Я старательно крестился – и до еды, и после. Но Крылиха не продала нам корову. Причину мне на обратном пути открыла мать.
– Ты как крестился-то, а? – сказала она. – Ведь ты слева – направо крест клал, друг ситцевый. Уж я тебе и мигала, а ты все по-своему машешь.
Такая мелочность Бога, помню, неприятно поразила меня. Слева направо или справа налево – какая разница? Толстомордый Васька не крестился вовсе, но его почему-то Бог помиловал.
Потом уж, спустя много лет, я узнал, что Бог всегда был мелочным. Мелочным, жестоким и капризным.
За что, собственно, истребил он однажды на земле род человеческий? А вместе с ним – всех скотов, гадов и птиц небесных? Ангелы путались с дочерьми человеческими, а Господь, вместо того чтобы прицыкнуть на своих крылатых прохвостов, разгневался на род человеческий. Нашел его, видите ли, слишком развращенным. И потопил все живое. А спрашивается: род человеческий просил, чтобы его создавали?..
Ну, хорошо – потопил и ладно: отмучились бы раз и навсегда. Так ведь стоило Ною принести в жертву Богу несколько зверушек, короче говоря – «дать на лапу», как он, обоняя «приятное благоухание», тут же пообещал никогда больше не проклинать землю за человека и не поражать всего живущего. И… не дав народу как следует расплодиться, испепелил Содом и Гоморру.

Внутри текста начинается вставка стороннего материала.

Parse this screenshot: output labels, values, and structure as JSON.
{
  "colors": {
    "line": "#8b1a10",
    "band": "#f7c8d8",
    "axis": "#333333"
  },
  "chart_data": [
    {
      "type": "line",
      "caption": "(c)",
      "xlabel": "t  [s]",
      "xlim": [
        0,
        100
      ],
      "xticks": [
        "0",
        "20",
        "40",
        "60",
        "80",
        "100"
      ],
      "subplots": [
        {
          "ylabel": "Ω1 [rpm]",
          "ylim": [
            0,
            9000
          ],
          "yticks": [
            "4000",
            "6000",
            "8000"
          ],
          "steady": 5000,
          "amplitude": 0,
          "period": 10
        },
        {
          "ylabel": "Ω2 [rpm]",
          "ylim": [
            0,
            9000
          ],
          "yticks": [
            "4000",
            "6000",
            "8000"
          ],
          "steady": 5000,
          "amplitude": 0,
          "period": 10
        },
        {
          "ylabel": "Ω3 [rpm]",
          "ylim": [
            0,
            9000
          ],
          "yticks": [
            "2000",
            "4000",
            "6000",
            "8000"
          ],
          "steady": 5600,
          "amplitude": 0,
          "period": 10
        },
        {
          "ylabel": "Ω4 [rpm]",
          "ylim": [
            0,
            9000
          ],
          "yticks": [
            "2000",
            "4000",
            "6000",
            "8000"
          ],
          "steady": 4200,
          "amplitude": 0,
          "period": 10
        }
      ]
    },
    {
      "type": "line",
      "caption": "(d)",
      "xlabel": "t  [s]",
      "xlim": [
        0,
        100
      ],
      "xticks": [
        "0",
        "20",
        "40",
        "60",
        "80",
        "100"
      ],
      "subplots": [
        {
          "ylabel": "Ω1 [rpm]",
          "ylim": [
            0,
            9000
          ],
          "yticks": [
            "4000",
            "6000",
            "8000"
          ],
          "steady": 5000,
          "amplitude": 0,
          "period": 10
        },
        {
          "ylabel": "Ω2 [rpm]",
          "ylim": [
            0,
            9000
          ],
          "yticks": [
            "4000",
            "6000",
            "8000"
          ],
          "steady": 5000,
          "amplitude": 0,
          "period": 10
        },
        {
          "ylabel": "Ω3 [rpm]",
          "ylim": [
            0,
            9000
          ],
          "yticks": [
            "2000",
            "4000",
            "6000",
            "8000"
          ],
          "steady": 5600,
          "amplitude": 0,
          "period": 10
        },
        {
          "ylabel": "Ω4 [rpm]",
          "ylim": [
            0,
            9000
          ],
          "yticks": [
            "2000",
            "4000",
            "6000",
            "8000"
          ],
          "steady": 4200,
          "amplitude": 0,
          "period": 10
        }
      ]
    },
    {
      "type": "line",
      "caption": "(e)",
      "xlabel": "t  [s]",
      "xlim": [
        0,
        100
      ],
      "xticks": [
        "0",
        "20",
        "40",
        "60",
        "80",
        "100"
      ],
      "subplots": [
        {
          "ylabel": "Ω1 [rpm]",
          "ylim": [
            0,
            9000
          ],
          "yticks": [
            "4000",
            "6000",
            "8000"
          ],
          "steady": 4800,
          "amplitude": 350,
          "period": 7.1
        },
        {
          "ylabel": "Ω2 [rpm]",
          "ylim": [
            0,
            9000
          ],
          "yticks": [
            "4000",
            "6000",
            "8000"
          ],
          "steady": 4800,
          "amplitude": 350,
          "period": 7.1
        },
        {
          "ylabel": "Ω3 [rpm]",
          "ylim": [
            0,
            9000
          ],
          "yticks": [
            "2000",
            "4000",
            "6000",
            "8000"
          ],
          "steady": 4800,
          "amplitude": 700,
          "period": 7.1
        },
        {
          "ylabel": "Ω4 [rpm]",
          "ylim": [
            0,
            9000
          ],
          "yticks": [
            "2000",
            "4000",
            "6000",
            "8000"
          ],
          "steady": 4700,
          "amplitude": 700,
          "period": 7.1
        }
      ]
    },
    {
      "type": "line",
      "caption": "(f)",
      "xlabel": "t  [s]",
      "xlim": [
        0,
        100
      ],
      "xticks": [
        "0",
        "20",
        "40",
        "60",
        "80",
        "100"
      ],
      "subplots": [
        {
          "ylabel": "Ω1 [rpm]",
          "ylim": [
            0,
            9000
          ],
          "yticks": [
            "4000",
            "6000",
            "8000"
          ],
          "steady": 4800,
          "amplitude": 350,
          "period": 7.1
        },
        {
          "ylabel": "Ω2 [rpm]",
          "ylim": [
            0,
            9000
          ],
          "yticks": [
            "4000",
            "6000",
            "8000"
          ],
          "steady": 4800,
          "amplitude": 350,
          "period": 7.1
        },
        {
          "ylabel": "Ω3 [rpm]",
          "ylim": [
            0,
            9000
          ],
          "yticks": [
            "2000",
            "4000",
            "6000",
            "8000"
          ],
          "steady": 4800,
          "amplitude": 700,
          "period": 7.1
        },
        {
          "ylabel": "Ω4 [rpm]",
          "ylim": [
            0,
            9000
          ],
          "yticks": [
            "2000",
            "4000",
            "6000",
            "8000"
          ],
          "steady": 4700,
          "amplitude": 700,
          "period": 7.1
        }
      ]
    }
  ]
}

Если разобраться, старичок был основоположником всего грядущего самодурства: сначала от скуки сотворил этот мир, а потом вертел им, как игрушкой. Это надо подумать! – еще не родила Ревекка своих близнецов, а уж он определил, что от них пойдут два разных рода и больший станет служить меньшему. Каково?! Сам клятвопреступник, он благоволил клятвопреступникам, лизоблюдам и наушникам: провокатору Аврааму, который повсюду выдавал жену свою Сару за сестру, а потом, с божьей помощью, забирал ее назад у перепуганных владык – в придачу со скотом и златом; маменькину сынку, чистоплюю Иакову, купившему себе первородство у работяги Исава за чечевичную похлебку и обманом получившему благословение отца; юродивому сыну Иакова – Иосифу, кляузничавшему папаше на братьев своих.
Я думаю: как хорошо, что хотя бы с этим Богом мне удалось расстаться без сожаления.
Сложнее оказалось избавиться от веры в других богов – земных. Про них, наоборот, все твердили, что они есть, они всемогущи, непогрешимы и, главное, добры. Что все хорошее происходит благодаря им, а плохое, если и попадется кое-где, то лишь потому, что они пока об этом не слышали.
Многие годы ушли на то, чтобы понять, что если и существует на свете бог, то, наверное, это та речка, то поле, та деревенская изба – словом, тот клочок земли, где нам когда-то перекусили пуповину и завязали суровой ниткой.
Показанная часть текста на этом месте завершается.